The client encrypts this challenge with the hash of the user's password that is mentioned in step 2 and
return the response to the domain controller/local system.
18. Why Mimikatz use fake password?
Domain controller/local system have the three values for authentication:
Username in cleartext
Challenge sent to the client
Response received from the client
The domain controller/local system uses the username to retrieve the NTLM hash of the user's
password from Active directory/Security Account Manager database (SAM).
It uses the password hash to encrypt the challenge and compare the results with the response that
received from the client.
If they are identical, authentication is successful.
19. Why Mimikatz use fake password?
Mimikatz use fake password when user/attacker only have NTLM hash of the user and
cracking the hash to get cleartext password is very time consuming when Window allows to
use NTLM hash by pass-the-hash technique for login.

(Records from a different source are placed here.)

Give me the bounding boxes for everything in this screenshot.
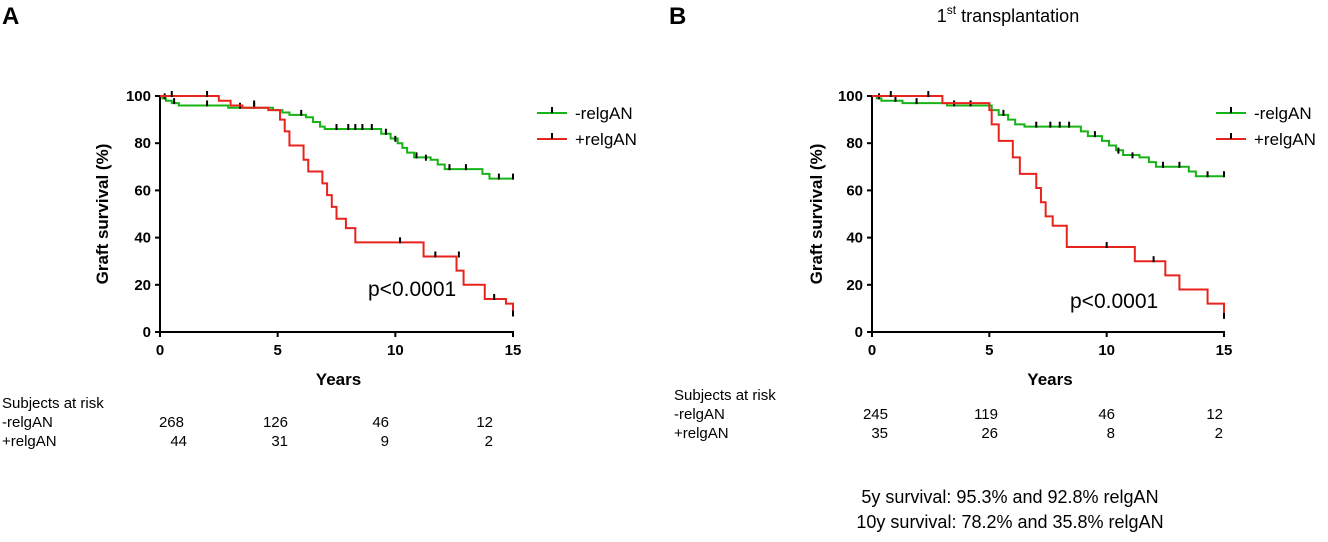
panel-a: A 0 20 40 60 80 100 0 5 10 15 Years Graft survival …: [2, 3, 637, 389]
panel-b-pvalue: p<0.0001: [1070, 290, 1158, 313]
risk-value: 44: [170, 433, 187, 450]
risk-value: 9: [380, 433, 389, 450]
x-tick-label: 10: [1098, 342, 1115, 359]
x-tick-label: 5: [985, 342, 993, 359]
survival-line: [160, 95, 514, 316]
panel-b-title: 1st transplantation: [937, 3, 1079, 26]
panel-b-plot: 0 20 40 60 80 100 0 5 10 15 Years Graft survival (%…: [807, 88, 1316, 389]
risk-row-label: +relgAN: [674, 425, 729, 442]
y-axis-label: Graft survival (%): [93, 144, 112, 285]
legend-label: +relgAN: [1254, 130, 1316, 149]
y-tick-label: 80: [846, 135, 863, 152]
y-tick-label: 40: [134, 230, 151, 247]
y-tick-label: 40: [846, 230, 863, 247]
panel-a-plot: 0 20 40 60 80 100 0 5 10 15 Years Graft survival (%…: [93, 88, 637, 389]
summary-5y: 5y survival: 95.3% and 92.8% relgAN: [861, 487, 1159, 507]
x-tick-label: 15: [505, 342, 522, 359]
risk-title: Subjects at risk: [2, 395, 104, 412]
panel-b: B 1st transplantation 0 20 40 60 80 100 0 5 10 15…: [669, 3, 1316, 389]
series-plus-relgan: [872, 91, 1225, 319]
x-tick-label: 10: [387, 342, 404, 359]
y-tick-label: 0: [855, 324, 863, 341]
risk-value: 119: [974, 406, 998, 423]
x-axis-label: Years: [1027, 370, 1072, 389]
legend-item: -relgAN: [537, 104, 633, 123]
risk-value: 126: [262, 414, 288, 431]
legend-label: +relgAN: [575, 130, 637, 149]
risk-value: 46: [1098, 406, 1115, 423]
panel-b-title-main: 1: [937, 6, 947, 26]
risk-value: 2: [1214, 425, 1223, 442]
series-minus-relgan: [872, 93, 1225, 178]
survival-line: [872, 95, 1224, 178]
x-tick-label: 0: [156, 342, 164, 359]
risk-value: 12: [1206, 406, 1223, 423]
series-minus-relgan: [160, 93, 514, 180]
risk-row-label: -relgAN: [674, 406, 725, 423]
survival-line: [872, 95, 1225, 318]
x-axis-label: Years: [316, 370, 361, 389]
panel-b-label: B: [669, 3, 686, 30]
risk-row-label: +relgAN: [2, 433, 57, 450]
risk-title: Subjects at risk: [674, 387, 776, 404]
y-tick-label: 60: [846, 182, 863, 199]
survival-line: [160, 95, 513, 180]
risk-value: 245: [862, 406, 888, 423]
risk-value: 12: [476, 414, 493, 431]
x-tick-label: 15: [1216, 342, 1233, 359]
y-tick-label: 20: [134, 277, 151, 294]
risk-value: 268: [158, 414, 184, 431]
legend-label: -relgAN: [1254, 104, 1312, 123]
y-tick-label: 100: [838, 88, 863, 105]
panel-b-title-sup: st: [947, 3, 957, 17]
y-tick-label: 0: [143, 324, 151, 341]
risk-value: 46: [372, 414, 389, 431]
panel-a-pvalue: p<0.0001: [368, 278, 456, 301]
panel-a-label: A: [2, 3, 19, 30]
risk-row-label: -relgAN: [2, 414, 53, 431]
series-plus-relgan: [160, 91, 514, 317]
x-tick-label: 5: [273, 342, 281, 359]
x-tick-label: 0: [868, 342, 876, 359]
y-tick-label: 80: [134, 135, 151, 152]
y-tick-label: 100: [126, 88, 151, 105]
legend-item: -relgAN: [1216, 104, 1312, 123]
risk-value: 31: [271, 433, 288, 450]
summary-10y: 10y survival: 78.2% and 35.8% relgAN: [856, 512, 1164, 532]
risk-value: 26: [981, 425, 998, 442]
y-axis-label: Graft survival (%): [807, 144, 826, 285]
legend-item: +relgAN: [1216, 130, 1316, 149]
y-tick-label: 20: [846, 277, 863, 294]
legend-label: -relgAN: [575, 104, 633, 123]
legend-item: +relgAN: [537, 130, 637, 149]
y-tick-label: 60: [134, 182, 151, 199]
panel-b-title-rest: transplantation: [956, 6, 1079, 26]
risk-value: 8: [1106, 425, 1115, 442]
risk-value: 35: [871, 425, 888, 442]
risk-value: 2: [484, 433, 493, 450]
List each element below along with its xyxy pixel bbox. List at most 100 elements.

Mimikatz use fake cleartext password and that cleartext password change to NTLM hash as
mentioned in step 2 , when challenge received from the domain controller/local system for
encryption, the Mimikatz replace the fake NTLM hash with the original user NTLM hash for
encryption of challenge as mentioned in step 5.
20. Ways to Capture NTLM Hashes
Sniff SMB challenge-response over the network
By using Responder
Capture NTLM hash through capture SMB & word UNC injector
Capture NTLM hash through capture SMB & spoof NBNS
Capture NTLM hash with Office [DOT] XML Documents
From SAM file
22. Pass-The-Hash Commands
Arguments:
/user - the username you want to impersonate, keep in mind that Administrator is not the only name
for this well-known account.
/domain - the fully qualified domain name - without domain or in case of local user/admin, use
computer or server name, workgroup or whatever.
/rc4 or /ntlm - optional - the RC4 key / NTLM hash of the user's password.
/aes128 - optional - the AES128 key derived from the user's password and the realm of the domain.
/aes256 - optional - the AES256 key derived from the user's password and the realm of the domain.
/run - optional - the command line to run - default is: cmd to have a shell.